Obesity has reached epidemic proportions worldwide and is associated with increased risk of cardiovascular and metabolic disease, resulting in enhanced morbidity and mortality. Indeed, the primary cause of mortality in patients with diabetes is cardiovascular disease, accounting for 50-80% of deaths. Numerous studies have implicated GSK-3β in the pathogenesis of insulin resistance, metabolic syndrome and diabetes. However, these studies are primarily relies on non-isoform specific inhibitors. We and others have reported not only isoform-specific functions of GSK-3 but also their distinct roles in various tissues. At present, all available inhibitors of GSK-3 are non-isoform-specific; therefore it’s impossible to assess the isoform-specific functions by employing these agents. The primary goal of present study was to determine the role of cardiac GSK-3β in obesity-induced metabolic perturbations and cardiac dysfunction. An oral glucose tolerance test (GTT) was performed on cardiomyocyte-specific GSK-3β KO (GSK-3β KO) and controls. At baseline, GSK-3β KO and controls displays a comparable lean mass, fat mass and oral glucose tolerance. To determine the functional role of cardiac GSK-3β in obesity-induced glucose intolerance, GSK-3β KO and controls were subjected to HFD for 24 wks and an oral GTT assay was performed on fasting mice (6h). The hyperglycemic response was significantly increased in the obese GSK-3β KO mice in comparison to obese WT mice.

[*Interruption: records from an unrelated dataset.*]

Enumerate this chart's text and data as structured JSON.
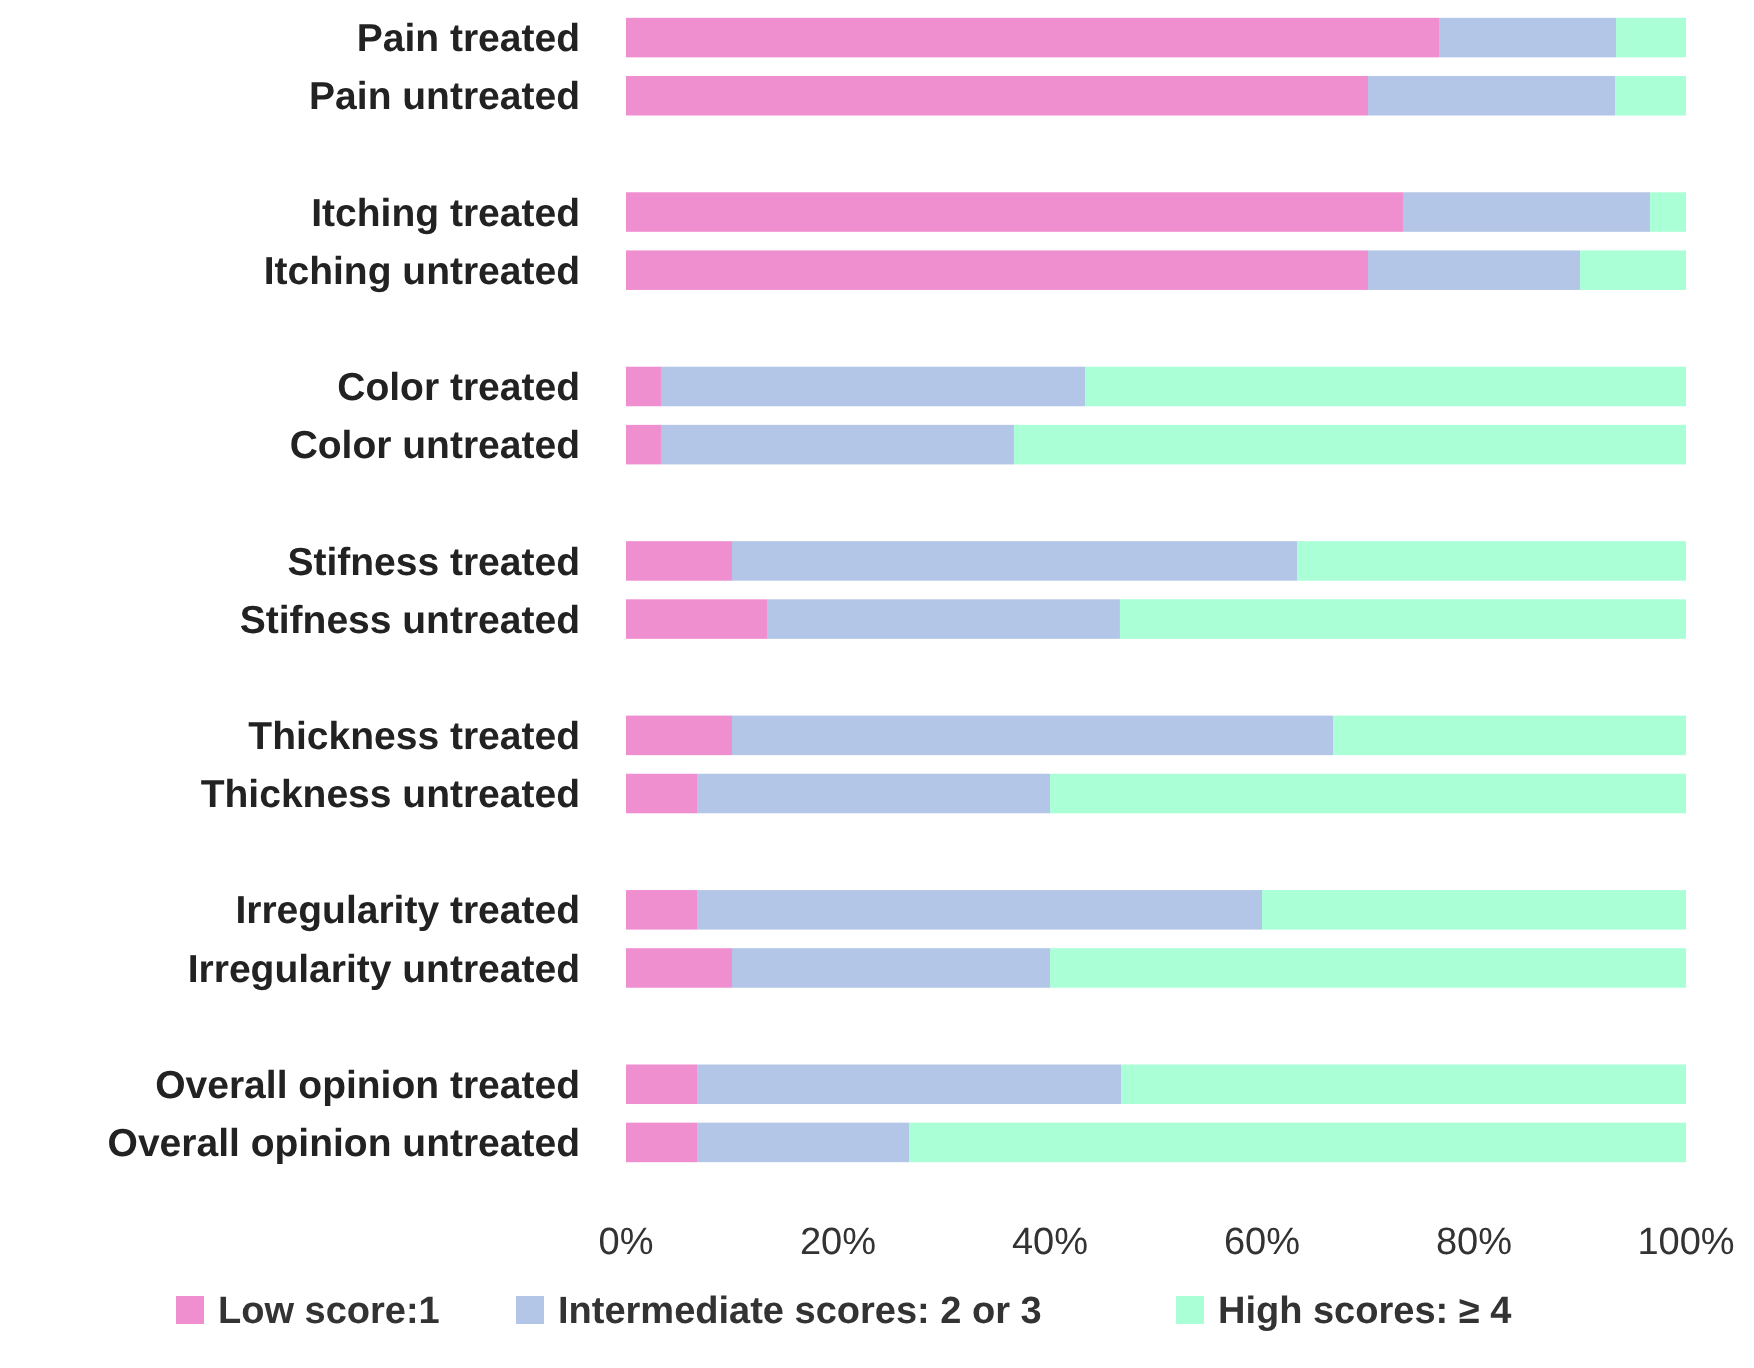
{
  "chart_data": {
    "type": "bar",
    "orientation": "horizontal",
    "stacked": true,
    "categories": [
      "Pain treated",
      "Pain untreated",
      null,
      "Itching treated",
      "Itching untreated",
      null,
      "Color treated",
      "Color untreated",
      null,
      "Stifness treated",
      "Stifness untreated",
      null,
      "Thickness treated",
      "Thickness untreated",
      null,
      "Irregularity treated",
      "Irregularity untreated",
      null,
      "Overall opinion treated",
      "Overall opinion untreated"
    ],
    "series": [
      {
        "name": "Low score:1",
        "color": "#f08fd0",
        "values": [
          76.7,
          70,
          null,
          73.3,
          70,
          null,
          3.3,
          3.3,
          null,
          10,
          13.3,
          null,
          10,
          6.7,
          null,
          6.7,
          10,
          null,
          6.7,
          6.7
        ]
      },
      {
        "name": "Intermediate scores: 2 or 3",
        "color": "#b4c6e7",
        "values": [
          16.7,
          23.3,
          null,
          23.3,
          20,
          null,
          40,
          33.3,
          null,
          53.3,
          33.3,
          null,
          56.7,
          33.3,
          null,
          53.3,
          30,
          null,
          40,
          20
        ]
      },
      {
        "name": "High scores: ≥ 4",
        "color": "#aaffd6",
        "values": [
          6.6,
          6.7,
          null,
          3.4,
          10,
          null,
          56.7,
          63.4,
          null,
          36.7,
          53.4,
          null,
          33.3,
          60,
          null,
          40,
          60,
          null,
          53.3,
          73.3
        ]
      }
    ],
    "xlim": [
      0,
      100
    ],
    "xticks": [
      {
        "value": 0,
        "label": "0%"
      },
      {
        "value": 20,
        "label": "20%"
      },
      {
        "value": 40,
        "label": "40%"
      },
      {
        "value": 60,
        "label": "60%"
      },
      {
        "value": 80,
        "label": "80%"
      },
      {
        "value": 100,
        "label": "100%"
      }
    ],
    "legend": "bottom",
    "grid": false
  }
}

Importantly, body weight and food consumption were comparable between groups confirming that observed glucose intolerance in GSK-3β KO were not confounded by variable body mass composition. Furthermore, HFD leads to accelerated cardiac dysfunction in GSK-3β KO hearts compared to controls as reflected by significantly reduced ejection fraction (EF) and functional shortening. In summary, these data suggest that cardiac-specific deletion of GSK-3β lead to systemic glucose intolerance and cardiac dysfunction. These findings suggest that cardiac GSK-3β is required for the maintenance of global metabolic homeostasis and cardiac function in diabetic hearts and strategies to maintain GSK-3β activity may lead to therapeutic benefits for the disease.